> >
> > >I find the figures given in the post partly copied below hard to believe. Does
> > >anyone have any comment?
> > >
> > >Carrol
> > >
> > >> In 1999, one in two American men and one in three American women will get
> > >> cancer. In the 1950s, one in four Americans were afflicted with this
> > >> deadly disease.
> >
>
> I had to de-lurk on this one. I got a similar email through another
> forward, and it got me riled. Number of problems with this, even if
> the projection is correct.
>
> #1: Cancer is mostly a disease of the old. People live longer & are
> much more likely to survive infectious disease, heart disease, stroke,
> than in 1950s--in short, cancer's much more likely to kill them simply
> because nothing else got to them first.
I've already answered this one twice. It is an effect, but the magnitude of increase overwhelms this effect.
> #2, diagnostic techniques have become much more sensitive (especially
> with the prostate specific antigen test), so the rate of *detection*
> has increased dramatically while death rates have stayed about the
> same or decreased somewhat for certain types of cancer (non-Hodgkin's
> lymphoma, eg.)I'm pretty sure that the official scientific consensus
> is that you can't really tell if more people have cancer now than in the
> 1950s.
There's a mish-mash of truth and fiction here. Yes, detection has improved, but early (pre-cancerous) detection can REDUCE incidence. (On a more detailed level, while death rates have decreased for some cancers, non-Hodgkin's lymphoma is not one of them [see below].)
If we were talking about "cancer" as a single disease, these objections might be harder to see through. But, in fact, what we see is different trends with different types of cancer, which helps us refute the notion that better detection is the dominant influence here.
*Living Downstream*, p. 41-2:
"Mortality and incidence do not always track each other. No cancers are increasing in mortality while dcreasing in incidence, but several cancers have increased in incidence even as their death rates have declined due to more effective treatments.
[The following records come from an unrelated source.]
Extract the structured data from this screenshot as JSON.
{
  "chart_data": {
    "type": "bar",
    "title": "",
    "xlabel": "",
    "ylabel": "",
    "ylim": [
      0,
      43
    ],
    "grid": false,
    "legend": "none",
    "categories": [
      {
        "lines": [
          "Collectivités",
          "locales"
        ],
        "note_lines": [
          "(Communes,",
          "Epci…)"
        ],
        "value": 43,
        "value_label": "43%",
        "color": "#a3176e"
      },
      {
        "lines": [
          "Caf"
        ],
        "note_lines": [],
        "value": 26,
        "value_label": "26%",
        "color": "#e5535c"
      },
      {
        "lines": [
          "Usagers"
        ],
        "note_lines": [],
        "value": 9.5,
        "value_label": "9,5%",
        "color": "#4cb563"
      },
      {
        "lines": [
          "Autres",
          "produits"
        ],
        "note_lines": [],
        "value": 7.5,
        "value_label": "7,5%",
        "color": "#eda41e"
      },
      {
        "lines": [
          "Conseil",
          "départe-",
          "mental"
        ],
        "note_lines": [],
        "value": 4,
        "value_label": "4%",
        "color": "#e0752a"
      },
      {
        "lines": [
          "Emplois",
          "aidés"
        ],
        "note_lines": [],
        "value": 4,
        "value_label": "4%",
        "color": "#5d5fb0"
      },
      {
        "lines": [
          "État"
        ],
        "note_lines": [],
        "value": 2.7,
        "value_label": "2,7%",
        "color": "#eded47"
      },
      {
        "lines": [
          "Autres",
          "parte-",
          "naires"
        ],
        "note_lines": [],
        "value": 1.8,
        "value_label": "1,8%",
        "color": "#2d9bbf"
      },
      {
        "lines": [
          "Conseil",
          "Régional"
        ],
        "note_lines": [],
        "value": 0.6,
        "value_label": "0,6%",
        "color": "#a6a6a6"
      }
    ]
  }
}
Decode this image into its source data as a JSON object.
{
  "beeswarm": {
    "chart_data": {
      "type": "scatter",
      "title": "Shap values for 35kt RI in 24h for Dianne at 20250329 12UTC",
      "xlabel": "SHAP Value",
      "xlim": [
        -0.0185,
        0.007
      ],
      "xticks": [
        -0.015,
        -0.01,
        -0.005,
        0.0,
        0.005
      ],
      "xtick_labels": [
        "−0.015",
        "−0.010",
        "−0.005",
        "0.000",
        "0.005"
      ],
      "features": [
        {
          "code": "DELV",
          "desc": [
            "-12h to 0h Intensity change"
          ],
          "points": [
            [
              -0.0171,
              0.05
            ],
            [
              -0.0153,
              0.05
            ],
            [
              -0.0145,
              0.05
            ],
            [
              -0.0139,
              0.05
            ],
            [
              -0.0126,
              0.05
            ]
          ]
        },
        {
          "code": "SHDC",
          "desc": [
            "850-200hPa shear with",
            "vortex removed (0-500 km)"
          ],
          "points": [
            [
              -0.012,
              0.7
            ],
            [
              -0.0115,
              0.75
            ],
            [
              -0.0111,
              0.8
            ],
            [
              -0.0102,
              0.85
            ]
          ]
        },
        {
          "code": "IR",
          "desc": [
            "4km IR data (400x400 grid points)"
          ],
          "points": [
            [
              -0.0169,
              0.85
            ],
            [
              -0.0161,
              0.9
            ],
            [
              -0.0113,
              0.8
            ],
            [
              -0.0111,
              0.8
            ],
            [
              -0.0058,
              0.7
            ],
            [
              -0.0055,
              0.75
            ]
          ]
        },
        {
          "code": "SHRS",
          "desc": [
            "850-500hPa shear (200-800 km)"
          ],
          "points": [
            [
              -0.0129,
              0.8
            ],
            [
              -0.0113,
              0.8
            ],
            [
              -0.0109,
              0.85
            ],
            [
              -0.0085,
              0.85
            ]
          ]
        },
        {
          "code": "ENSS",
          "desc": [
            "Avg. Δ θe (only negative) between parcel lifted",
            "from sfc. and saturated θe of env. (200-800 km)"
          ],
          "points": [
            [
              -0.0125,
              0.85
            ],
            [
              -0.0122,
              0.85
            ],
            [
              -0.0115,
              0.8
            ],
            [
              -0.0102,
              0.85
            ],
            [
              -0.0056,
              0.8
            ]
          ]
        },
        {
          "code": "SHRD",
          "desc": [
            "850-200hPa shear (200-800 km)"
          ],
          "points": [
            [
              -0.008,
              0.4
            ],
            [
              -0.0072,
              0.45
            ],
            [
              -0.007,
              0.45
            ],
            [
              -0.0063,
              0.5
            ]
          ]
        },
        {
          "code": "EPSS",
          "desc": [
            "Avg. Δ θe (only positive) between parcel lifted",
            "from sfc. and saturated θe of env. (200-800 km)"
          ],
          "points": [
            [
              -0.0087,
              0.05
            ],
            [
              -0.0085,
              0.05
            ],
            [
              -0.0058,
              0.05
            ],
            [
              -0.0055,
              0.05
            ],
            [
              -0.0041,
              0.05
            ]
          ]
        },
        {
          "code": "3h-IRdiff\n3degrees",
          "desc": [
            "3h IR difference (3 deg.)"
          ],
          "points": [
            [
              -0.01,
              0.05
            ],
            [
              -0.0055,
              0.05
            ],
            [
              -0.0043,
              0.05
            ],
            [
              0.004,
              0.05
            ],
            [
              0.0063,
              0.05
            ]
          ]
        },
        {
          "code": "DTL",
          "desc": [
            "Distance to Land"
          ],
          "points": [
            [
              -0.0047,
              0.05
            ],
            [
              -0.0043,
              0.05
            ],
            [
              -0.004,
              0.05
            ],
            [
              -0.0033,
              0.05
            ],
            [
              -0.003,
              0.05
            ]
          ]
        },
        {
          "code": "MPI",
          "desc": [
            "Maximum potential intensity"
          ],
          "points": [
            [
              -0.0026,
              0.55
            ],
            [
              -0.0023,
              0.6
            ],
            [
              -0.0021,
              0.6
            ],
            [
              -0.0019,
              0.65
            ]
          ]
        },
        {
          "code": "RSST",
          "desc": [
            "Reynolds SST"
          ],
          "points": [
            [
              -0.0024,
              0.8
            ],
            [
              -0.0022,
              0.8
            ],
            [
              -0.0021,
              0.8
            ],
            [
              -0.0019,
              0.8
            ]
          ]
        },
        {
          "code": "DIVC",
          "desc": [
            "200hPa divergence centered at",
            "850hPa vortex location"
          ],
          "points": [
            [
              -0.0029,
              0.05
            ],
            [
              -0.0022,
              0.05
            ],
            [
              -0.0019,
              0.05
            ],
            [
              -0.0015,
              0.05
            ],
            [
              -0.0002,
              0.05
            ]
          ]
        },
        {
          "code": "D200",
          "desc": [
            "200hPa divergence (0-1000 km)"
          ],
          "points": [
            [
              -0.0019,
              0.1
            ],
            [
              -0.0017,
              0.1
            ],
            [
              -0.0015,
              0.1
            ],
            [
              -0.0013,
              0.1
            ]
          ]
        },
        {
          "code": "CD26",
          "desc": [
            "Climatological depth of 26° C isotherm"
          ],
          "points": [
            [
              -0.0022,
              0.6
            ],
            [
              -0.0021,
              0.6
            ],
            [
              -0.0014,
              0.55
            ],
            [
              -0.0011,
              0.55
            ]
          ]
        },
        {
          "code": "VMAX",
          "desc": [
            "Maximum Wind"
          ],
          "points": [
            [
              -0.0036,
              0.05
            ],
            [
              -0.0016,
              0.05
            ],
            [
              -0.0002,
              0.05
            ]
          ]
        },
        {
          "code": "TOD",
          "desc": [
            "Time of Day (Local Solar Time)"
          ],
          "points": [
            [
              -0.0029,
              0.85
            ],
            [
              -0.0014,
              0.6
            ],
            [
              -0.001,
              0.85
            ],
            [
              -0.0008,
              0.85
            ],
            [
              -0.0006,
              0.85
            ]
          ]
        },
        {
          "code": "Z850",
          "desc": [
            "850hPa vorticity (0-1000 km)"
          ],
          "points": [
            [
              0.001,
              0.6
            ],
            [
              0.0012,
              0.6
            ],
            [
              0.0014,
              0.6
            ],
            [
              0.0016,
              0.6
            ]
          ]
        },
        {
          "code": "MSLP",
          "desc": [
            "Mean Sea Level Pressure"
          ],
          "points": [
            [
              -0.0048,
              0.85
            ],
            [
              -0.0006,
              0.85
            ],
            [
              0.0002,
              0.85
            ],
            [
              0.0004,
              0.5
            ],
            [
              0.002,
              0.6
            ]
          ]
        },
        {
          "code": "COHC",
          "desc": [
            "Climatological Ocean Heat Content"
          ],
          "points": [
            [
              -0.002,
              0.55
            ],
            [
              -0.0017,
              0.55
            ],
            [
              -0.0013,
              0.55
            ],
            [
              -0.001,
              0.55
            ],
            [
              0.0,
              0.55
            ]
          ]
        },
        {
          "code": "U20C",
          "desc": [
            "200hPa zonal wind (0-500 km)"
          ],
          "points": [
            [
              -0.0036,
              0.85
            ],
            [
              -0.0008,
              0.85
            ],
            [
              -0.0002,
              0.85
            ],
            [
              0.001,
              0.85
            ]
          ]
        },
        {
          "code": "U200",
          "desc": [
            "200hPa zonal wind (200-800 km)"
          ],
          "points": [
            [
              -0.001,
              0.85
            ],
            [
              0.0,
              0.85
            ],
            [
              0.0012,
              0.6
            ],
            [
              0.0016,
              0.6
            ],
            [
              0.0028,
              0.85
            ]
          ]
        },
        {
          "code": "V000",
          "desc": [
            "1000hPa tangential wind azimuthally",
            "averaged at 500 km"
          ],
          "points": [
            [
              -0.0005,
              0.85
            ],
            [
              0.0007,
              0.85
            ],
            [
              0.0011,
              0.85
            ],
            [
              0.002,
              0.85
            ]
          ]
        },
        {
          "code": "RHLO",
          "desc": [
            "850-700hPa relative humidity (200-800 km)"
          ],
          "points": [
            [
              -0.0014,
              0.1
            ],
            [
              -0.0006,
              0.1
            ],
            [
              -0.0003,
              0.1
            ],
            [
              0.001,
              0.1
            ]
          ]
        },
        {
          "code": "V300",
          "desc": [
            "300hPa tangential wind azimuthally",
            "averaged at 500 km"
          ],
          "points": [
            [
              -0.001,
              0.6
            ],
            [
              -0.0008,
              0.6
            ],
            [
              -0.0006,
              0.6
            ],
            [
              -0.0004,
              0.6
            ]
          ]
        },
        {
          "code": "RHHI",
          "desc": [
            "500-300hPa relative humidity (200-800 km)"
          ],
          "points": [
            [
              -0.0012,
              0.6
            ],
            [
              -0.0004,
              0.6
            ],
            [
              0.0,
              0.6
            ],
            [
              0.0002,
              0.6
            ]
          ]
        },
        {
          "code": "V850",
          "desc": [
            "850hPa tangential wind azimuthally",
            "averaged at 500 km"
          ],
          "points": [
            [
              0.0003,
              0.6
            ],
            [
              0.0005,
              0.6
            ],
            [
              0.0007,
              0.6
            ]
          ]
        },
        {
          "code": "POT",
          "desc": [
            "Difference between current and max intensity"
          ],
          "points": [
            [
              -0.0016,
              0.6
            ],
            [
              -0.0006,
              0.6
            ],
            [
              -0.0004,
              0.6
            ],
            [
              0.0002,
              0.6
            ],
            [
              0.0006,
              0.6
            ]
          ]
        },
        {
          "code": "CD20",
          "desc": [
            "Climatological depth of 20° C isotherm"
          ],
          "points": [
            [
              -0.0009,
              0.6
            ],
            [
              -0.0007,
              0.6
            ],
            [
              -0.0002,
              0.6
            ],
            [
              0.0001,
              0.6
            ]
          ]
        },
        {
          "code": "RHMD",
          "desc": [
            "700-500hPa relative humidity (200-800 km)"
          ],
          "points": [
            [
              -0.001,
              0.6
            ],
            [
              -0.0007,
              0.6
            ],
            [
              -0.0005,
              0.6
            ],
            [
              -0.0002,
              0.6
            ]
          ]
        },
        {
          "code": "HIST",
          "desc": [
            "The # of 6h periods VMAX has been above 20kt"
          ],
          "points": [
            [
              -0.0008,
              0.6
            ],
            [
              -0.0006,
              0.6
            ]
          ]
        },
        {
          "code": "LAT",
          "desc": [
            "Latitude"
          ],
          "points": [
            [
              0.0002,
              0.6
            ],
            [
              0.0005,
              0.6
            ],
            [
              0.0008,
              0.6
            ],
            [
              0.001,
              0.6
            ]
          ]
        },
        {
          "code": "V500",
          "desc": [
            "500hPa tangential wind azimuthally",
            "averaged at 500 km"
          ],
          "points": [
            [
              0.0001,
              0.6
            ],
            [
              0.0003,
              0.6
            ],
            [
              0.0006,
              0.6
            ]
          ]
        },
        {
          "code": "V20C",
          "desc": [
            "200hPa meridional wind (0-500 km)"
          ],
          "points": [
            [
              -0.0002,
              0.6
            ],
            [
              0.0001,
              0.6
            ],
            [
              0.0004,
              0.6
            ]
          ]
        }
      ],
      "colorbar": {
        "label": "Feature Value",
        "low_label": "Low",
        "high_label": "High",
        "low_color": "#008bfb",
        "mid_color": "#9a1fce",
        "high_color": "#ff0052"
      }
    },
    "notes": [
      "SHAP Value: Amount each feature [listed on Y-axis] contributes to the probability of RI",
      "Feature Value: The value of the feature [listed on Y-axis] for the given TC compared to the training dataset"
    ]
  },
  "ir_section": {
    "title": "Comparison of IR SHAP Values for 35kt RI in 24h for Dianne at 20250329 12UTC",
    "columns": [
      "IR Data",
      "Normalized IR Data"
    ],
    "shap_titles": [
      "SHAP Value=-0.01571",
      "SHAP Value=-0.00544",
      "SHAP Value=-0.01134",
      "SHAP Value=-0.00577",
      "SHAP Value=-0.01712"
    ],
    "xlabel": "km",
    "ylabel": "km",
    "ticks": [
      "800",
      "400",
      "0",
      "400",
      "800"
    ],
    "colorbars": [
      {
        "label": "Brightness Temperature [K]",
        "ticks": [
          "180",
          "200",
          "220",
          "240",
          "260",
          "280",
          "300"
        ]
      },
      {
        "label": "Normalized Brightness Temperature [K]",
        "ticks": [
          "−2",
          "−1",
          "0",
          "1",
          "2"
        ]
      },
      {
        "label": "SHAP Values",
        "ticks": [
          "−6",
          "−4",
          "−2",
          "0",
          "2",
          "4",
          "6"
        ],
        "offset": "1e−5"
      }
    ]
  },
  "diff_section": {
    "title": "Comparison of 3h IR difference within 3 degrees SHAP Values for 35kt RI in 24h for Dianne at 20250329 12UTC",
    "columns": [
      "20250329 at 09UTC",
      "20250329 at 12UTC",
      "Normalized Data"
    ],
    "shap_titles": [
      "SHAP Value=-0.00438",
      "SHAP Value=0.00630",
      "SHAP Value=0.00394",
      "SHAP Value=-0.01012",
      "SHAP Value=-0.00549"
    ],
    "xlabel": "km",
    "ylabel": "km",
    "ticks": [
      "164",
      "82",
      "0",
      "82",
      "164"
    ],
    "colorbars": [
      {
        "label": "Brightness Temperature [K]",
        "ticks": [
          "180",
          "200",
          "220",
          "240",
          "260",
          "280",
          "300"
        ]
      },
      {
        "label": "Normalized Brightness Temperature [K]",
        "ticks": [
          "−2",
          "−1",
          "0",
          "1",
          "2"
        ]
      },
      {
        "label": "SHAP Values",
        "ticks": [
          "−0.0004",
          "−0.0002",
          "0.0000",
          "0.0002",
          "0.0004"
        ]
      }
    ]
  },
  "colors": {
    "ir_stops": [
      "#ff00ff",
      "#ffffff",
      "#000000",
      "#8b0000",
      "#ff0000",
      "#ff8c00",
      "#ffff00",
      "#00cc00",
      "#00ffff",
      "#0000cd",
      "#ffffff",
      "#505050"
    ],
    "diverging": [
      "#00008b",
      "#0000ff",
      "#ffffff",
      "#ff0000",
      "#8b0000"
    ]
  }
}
According to SEER [Surveillance, Epidemiology and End Results, a National Cancer Institute-overssen tracking program] data, these include cancers of the ovary, testicle, colon and recturm, bladder, and thyroid.
"There are eight cancers whose incidence and mortality are both on the decline: those of the stomach, pancreas, larynx, mouth and pharynx, cervix, and uterus, as well as Hodgkin's disease and leukemia. Stomach cancer has been declining for decades, probably owning to improvements in food handling and the increased consumption of fresh foods made possible when refrigeration replaced more toxic methods of food preservation, such as smoking, salting and pickling. Pap smears have been credited with bringing down the incidence of cervical candcer because precanerous lesions can be detected and cut out before they are transformed into invasive tumors.
"However, these modest gains are swamped by the cancers that show both increasing incidence and increasing mortality: cancers of the brain, liver, breast, kidney, prostate, esophagus, skin (melanoma), bone marrow (multiple myelome), and lymph (non-Hodgkin's lymphoma) have all escalated over the past twenty years and show long-term increases that can be traced back at least forty years."
> Also--what does "get cancer" mean? Depends on how you define it.
> Doctors often can't agree on what is early cancer, pre-cancerous,
> or just weird cell growth. I can't remember if its half or most,
> but a lot of old men die with pre-cancerous or early-stage-cancer
> cells in the prostate--but they never knew about it, it didn't cause
> problems, and its not the cancer that kills them. Do they "have cancer"?
(1) While there may be problems with consistency of reporting, given the vast numbers we're dealing with, there's no reason to believe that any uncertainties involved produce a bias in one direction rather than another.
(2) As the passage above makes clear, early detection and treatment/removal of pre-cancerous cells (as with pap smears) is statitistically NOT counted as cancer and in fact can directly REDUCE incidence. After all, the cancer that's detected early but that doesn't result in successful preventative treatment would show up later on anyway.
> These numbers look like a classic case of factually correct, but terribly misleading.
I'm afraid this is more true of the objections you've raised than it is of the actual data.
Actually, that's too harsh. You make some good points, it's just that further investigation reveals that their impact is minimal with respect to the overall picture presented.
-- Paul Rosenberg Reason and Democracy rad at gte.net
"Let's put the information BACK into the information age!"